To directly compare pedigree-based and genomic estimates of inbreeding, individual F_PED values were calculated from the final five-generation pedigree and merged with F_ROH estimates. This comparison was possible for 515 animals for which both pedigree-based and genomic information was available. The correlation between F_PED and F_ROH was positive but weak (Pearson’s r=0.118, p=0.007; Spearman’s ρ=0.108, p=0.014), indicating that the two measures capture related but only partially overlapping aspects of inbreeding. The correlation observed in the present study was lower than that reported by Cortés-Hernández et al. (2021), who found a low correlation between F_PED and F_ROH of approximately 0.30 in a small Holstein population. However, substantially higher correlations between pedigree-based and ROH-based inbreeding estimates have also been reported in other studies, reaching values up to 0.82 (Zhang et al., 2015).
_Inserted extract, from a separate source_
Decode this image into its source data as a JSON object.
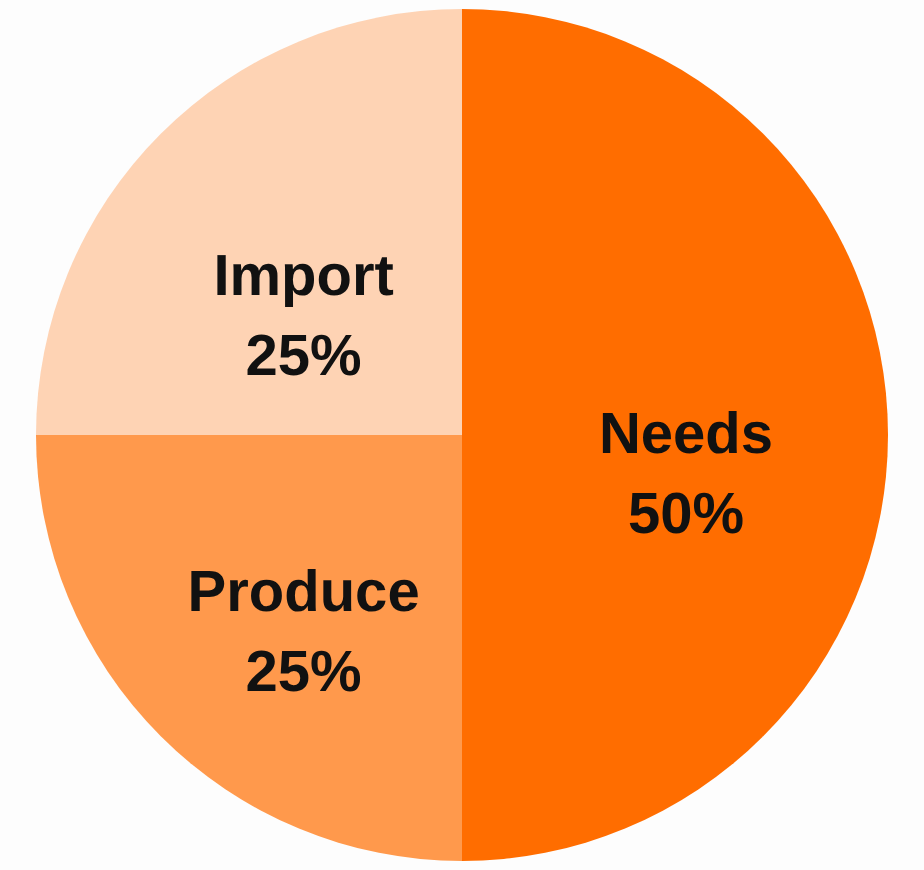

This wide range of reported correlations indicates that the agreement between F_PED and F_ROH is highly dependent on pedigree depth and completeness, population structure, SNP density, ROH detection criteria, and the extent to which genomic inbreeding is driven by recent or more ancient common ancestry.

In our case, the weak correlation can be explained by several factors. First, pedigree-based inbreeding was estimated from a pedigree restricted to five generations, whereas F_ROH also captures genomic autozygosity originating from more distant common ancestors, particularly through short and intermediate ROH segments. Second, 67 genotyped animals had F_PED=0, indicating that no common ancestors were detected for these animals within the available pedigree depth. In addition, the maximum F_PED among genotyped animals was 0.066, which was markedly lower than the maximum pedigree-based inbreeding observed in the complete pedigree dataset. This indicates that the genotyped subset did not include the most highly inbred animals according to pedigree records. Therefore, the weak but significant correlation between F_PED and F_ROH was not unexpected and supports the interpretation that pedigree-based and genomic inbreeding coefficients are complementary rather than directly interchangeable measures. These results suggest that the available pedigree captured only a limited proportion of the realized genomic autozygosity detected by ROH analysis.

Overall, our findings suggest that the Holstein population under study demonstrates a moderate but increasing amount of inbreeding, consistent with patterns observed in modern dairy cattle breeds due to the widespread use of AI and intensive selection based on elite bulls. Thus, continued observation of inbreeding within dairy cattle breeding programs will remain essential for maintaining the long-term sustainability of such programs, as well as for ensuring a balance between maximizing genetic gain and preserving genetic diversity.